Power will cycle through Nova 24 hours a day as wind and solar energy, produced when it’s not needed, is stored and sent to utilities such as Southern California Edison that need that more electricity at other points of the day and night.
Electric way stations like Nova are important as California seeks more renewable energy sources, said Carl Blumenstein, director of the California Institute for Energy and Environment at UC Berkeley.
“It’s during the middle of the day when solar energy is very abundant, we have more than we need,” Blumenstein said. “It would be good to be able to store it and have it available, particularly for late in the afternoon as the sun is going down and production of solar is falling off.”
Menifee officials also welcome Nova.
“The Nova Power Bank will enhance energy reliability not only in our community but also across California,” Menifee Mayor Bill Zimmerman said in a news release about Nova. “This project will provide valuable trade jobs, many of which have been filled by our local workforce.”

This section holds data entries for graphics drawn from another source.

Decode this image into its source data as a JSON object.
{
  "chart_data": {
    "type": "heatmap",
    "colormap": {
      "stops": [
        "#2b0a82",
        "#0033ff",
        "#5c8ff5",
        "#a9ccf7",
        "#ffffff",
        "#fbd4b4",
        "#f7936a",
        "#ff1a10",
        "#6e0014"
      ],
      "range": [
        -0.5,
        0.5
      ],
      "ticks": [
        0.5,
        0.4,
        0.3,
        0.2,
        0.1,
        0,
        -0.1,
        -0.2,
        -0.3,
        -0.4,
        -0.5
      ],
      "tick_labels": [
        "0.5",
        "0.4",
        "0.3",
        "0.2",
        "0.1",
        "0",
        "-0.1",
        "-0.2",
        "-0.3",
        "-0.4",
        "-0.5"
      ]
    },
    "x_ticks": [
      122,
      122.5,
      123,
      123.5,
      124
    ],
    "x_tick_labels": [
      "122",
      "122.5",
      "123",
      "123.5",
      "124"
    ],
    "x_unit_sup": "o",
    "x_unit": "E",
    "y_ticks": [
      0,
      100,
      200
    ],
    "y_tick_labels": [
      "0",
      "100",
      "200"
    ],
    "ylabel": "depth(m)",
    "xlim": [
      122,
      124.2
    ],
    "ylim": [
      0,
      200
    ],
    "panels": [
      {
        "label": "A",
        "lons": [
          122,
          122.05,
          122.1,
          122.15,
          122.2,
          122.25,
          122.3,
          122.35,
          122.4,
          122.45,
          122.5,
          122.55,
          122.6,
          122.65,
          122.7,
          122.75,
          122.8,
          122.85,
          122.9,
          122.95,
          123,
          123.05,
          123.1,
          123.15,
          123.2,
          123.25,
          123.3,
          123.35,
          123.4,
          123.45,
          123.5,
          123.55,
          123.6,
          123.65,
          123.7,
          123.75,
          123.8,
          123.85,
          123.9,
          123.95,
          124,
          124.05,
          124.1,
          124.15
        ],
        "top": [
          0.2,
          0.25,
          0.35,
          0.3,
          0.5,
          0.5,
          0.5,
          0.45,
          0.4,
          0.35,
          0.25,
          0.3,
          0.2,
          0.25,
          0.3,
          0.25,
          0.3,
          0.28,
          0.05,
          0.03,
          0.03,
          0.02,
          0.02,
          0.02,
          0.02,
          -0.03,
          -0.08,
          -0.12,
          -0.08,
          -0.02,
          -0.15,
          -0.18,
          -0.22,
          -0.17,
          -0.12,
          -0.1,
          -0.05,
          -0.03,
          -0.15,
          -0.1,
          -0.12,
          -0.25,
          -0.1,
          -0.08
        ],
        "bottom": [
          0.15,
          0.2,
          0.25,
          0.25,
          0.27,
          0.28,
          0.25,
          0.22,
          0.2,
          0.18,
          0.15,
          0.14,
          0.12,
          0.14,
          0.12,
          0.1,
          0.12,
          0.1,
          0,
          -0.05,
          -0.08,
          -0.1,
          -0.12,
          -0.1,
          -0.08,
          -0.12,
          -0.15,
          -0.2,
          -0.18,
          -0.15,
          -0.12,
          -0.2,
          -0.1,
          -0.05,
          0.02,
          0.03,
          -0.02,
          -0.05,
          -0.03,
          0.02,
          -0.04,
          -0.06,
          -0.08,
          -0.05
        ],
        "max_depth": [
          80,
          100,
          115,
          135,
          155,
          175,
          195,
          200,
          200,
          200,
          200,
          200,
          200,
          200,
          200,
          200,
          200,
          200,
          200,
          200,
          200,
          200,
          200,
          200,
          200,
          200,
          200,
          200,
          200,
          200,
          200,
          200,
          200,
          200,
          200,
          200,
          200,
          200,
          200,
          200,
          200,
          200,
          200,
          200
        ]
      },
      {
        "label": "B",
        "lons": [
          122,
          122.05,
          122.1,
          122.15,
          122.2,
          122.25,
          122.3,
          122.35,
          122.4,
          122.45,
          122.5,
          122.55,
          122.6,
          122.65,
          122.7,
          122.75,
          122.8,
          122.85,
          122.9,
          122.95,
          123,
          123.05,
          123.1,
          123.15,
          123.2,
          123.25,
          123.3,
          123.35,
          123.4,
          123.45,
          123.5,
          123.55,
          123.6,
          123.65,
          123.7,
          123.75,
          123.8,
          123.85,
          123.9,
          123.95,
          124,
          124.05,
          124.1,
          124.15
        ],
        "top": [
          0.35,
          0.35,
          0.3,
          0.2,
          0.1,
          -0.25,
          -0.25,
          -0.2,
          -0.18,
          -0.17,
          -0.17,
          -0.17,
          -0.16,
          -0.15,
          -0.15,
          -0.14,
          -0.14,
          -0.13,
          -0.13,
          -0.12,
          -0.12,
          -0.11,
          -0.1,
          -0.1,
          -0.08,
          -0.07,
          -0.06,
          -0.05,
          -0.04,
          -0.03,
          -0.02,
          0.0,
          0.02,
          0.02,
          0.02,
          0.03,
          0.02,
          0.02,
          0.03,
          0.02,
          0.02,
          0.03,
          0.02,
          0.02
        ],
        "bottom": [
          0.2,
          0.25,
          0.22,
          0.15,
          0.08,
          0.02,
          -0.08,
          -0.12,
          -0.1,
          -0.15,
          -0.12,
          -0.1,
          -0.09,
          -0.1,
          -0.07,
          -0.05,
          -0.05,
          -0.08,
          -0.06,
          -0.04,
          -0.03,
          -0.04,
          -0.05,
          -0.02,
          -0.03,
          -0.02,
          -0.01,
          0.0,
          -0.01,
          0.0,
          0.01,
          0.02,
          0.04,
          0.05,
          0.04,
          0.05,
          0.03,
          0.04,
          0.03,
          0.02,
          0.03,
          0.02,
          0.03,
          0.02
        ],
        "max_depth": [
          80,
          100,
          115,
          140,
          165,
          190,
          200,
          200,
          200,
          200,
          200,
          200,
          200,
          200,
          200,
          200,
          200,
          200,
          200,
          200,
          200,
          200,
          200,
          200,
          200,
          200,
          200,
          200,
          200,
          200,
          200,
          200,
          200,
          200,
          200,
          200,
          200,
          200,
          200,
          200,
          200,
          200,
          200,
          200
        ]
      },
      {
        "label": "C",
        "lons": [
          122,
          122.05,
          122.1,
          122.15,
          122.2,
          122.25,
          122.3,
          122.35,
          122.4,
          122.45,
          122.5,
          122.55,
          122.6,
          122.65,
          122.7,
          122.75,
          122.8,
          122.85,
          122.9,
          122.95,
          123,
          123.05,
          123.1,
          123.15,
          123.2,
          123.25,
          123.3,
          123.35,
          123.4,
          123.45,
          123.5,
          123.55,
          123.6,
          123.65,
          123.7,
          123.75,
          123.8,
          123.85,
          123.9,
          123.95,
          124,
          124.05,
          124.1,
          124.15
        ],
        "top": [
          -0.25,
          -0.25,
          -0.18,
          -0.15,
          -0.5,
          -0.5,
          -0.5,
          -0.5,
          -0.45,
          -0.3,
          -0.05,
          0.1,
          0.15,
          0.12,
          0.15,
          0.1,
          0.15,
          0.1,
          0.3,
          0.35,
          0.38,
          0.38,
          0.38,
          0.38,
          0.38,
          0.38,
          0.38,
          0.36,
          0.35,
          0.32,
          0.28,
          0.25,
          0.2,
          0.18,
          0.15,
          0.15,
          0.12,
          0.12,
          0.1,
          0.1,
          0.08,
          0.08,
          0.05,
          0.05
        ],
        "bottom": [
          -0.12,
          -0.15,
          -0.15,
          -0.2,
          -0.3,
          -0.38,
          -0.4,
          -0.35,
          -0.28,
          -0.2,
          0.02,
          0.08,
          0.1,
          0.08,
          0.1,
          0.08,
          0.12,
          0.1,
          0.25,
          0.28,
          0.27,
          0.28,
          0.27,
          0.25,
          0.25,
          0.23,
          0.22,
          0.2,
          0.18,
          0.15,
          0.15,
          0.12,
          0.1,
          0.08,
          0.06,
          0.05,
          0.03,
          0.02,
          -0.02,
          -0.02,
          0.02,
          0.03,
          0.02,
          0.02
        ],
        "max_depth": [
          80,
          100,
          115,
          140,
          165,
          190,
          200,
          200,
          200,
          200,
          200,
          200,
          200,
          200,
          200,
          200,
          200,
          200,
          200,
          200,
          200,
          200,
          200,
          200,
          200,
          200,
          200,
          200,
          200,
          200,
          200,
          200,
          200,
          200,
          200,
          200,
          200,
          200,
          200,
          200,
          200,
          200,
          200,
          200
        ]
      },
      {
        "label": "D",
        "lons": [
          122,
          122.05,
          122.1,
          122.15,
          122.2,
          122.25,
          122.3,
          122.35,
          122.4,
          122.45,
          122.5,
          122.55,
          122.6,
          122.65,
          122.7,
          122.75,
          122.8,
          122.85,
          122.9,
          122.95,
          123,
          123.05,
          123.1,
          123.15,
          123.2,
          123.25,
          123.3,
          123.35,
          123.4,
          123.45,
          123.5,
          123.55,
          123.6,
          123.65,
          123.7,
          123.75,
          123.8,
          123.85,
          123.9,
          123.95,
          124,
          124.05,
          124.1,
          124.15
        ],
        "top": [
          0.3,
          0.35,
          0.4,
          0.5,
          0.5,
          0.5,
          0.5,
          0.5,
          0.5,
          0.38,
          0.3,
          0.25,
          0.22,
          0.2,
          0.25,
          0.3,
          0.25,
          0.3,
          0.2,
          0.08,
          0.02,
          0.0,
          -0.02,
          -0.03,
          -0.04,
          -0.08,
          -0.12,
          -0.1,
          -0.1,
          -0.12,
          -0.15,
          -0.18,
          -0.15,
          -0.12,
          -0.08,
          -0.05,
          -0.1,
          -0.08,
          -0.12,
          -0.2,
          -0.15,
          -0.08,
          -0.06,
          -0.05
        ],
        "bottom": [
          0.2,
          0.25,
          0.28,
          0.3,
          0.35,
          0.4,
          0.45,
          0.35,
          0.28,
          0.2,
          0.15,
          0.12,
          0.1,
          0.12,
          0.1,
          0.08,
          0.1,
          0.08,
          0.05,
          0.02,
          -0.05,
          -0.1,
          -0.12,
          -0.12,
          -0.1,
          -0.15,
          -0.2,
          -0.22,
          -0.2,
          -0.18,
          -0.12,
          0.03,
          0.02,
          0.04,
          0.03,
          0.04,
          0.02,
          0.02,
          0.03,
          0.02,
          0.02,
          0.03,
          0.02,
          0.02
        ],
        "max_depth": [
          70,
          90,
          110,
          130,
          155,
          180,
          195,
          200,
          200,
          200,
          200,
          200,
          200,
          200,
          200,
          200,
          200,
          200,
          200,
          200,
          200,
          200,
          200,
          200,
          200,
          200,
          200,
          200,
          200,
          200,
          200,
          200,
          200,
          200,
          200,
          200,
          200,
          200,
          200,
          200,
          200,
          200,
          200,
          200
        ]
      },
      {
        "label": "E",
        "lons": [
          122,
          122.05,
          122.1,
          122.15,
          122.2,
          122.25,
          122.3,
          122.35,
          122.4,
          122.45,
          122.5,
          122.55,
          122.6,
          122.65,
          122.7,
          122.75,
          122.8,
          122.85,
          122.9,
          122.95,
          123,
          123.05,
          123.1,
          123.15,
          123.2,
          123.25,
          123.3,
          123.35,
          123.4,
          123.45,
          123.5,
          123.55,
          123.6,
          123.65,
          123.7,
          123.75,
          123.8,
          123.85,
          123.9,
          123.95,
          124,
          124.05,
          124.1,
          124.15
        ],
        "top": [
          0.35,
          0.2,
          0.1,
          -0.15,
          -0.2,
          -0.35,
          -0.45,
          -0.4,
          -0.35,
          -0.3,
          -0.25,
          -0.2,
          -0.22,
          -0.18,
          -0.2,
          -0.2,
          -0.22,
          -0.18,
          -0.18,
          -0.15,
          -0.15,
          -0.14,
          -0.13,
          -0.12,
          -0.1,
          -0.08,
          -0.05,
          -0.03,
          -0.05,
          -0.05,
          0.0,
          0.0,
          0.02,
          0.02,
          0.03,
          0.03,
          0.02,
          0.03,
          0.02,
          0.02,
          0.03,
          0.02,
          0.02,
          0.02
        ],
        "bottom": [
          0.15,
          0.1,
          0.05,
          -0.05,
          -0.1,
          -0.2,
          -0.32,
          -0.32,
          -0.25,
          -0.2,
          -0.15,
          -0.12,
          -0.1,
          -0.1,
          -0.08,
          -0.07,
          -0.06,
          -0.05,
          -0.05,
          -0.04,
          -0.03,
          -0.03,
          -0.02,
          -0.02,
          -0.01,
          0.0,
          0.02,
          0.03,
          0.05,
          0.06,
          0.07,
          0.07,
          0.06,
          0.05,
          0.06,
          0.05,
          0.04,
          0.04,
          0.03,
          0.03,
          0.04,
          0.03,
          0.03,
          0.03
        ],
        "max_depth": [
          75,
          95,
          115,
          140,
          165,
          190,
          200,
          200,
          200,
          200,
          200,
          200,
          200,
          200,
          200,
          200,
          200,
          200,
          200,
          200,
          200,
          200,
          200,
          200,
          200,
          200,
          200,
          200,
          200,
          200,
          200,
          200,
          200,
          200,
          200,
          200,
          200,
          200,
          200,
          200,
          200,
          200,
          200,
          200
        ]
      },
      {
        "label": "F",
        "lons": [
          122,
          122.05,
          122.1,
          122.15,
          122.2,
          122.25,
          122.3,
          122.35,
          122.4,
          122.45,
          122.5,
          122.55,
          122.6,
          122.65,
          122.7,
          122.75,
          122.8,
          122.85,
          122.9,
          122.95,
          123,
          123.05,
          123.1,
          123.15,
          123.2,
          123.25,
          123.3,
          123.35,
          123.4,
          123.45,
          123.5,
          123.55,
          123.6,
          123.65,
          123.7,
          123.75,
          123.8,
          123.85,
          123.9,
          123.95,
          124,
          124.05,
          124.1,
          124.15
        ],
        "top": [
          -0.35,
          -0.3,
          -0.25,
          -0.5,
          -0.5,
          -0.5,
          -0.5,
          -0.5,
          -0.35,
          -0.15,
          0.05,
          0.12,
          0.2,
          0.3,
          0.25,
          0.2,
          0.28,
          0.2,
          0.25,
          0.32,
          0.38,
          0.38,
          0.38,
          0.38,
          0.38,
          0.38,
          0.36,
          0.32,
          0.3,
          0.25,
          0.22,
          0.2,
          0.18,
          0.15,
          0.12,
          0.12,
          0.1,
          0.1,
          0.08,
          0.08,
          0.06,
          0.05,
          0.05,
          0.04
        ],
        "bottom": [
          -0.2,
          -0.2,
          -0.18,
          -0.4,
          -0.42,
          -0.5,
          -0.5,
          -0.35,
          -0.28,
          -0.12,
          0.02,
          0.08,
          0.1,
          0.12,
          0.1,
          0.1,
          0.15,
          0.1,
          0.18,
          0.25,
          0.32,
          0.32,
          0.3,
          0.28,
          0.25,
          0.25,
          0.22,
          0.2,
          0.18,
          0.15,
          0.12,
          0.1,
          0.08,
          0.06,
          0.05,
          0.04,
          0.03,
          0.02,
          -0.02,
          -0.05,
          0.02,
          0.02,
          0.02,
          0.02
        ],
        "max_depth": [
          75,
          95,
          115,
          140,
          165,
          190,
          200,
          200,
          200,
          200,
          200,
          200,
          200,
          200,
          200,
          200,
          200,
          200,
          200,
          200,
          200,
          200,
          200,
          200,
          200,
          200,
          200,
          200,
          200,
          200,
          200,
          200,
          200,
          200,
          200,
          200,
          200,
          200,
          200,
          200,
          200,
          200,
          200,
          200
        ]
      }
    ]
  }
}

Menifee, south of Riverside and midway between Long Beach and Palm Springs, also is home to one of nine U.S. Department of Energy pilot projects creating “microgrids” in new residential areas. The Oak Shade and Durango developments share data and electricity in a network of backup batteries, with a 2.3-megawatt “community battery” supplementing each home’s power supply.
Nova will be used by Edison, Redwood-based Peninsula Clean Energy and San Diego Gas & Electric, according to the release.
Battery storage is key to the state’s goal of having 100 percent clean energy by 2045. Last week, Gov. Gavin Newsom announced that California has reached 10,379 megawatts of battery storage — a 1,248 percent increase from 770 megawatts in 2019.
Calpine, a Fortune 500 company headquartered in Houston that bills itself as the nation's largest generator of electricity from natural gas and geothermal sources, is building Nova off Antelope Road near the 215 Freeway.
The company also owns a Santa Ana energy storage facility with enough batteries to power 12,000 homes during peak demand periods.
Construction workers at the Nova site last week dug holes and tested batteries housed in rows of white containers resembling storage units. The containers’ insides looked like an IT server farm with wires, switches and warning signs. Electricity audibly crackled through 500,000-volt overhead lines connecting Nova to Edison’s power grid.
When demand for power is low, Nova will take electrons off the grid and convert them from 500,000 volts to 34,000 volts, said Robert Stuart, Calpine construction project manager. From there, the electricity is converted from AC power to DC power and stored in the batteries. When it’s needed, the process reverses and the power goes from DC to AC before flowing from 34,000 volts back to 500,000 volts on the way back to the grid.
What goes to Nova won’t stay there very long.
“When it’s up and operational, (Nova) will charge and discharge every single day,” Stuart said. “It will charge during the day and, as we get closer to the twilight hours, it will start discharging into the night. And then the same cycle will happen every single day.”
Calpine is building Nova in Menifee in part because of leftover infrastructure from the natural gas plant that operated for 11 years before closing in 2019.
“The technology was such ... that to start those and turn those on and off, it was just a robust process (and) cumbersome,” Stuart said. Nova, he said, is better able to respond to the grid’s need for more power at a moment’s notice, rather than a natural gas plant that takes longer to ramp up.
“What you have is a few exhaust fans, a few cooling fans, (an HVAC) system. But there isn’t a huge noise output for this,” he said. “For all intents and purposes, it kind of hums along at a very quiet rate and it’s set inside the facility in such a way ... you wouldn’t be able to hear it outside of the plant facility.”
A staff of 12 to 13, working round the clock in shifts of two, will monitor Nova at an on-site control center. In case of an emergency, “the complete system can be shut off (with the) click of a mouse,” Stuart said.
Smoke, heat and gas sensors are in every container and will be monitored 24/7, Stuart said, adding that the site will be secured by a series of cameras and lights around the perimeter as well as a fence and a block wall.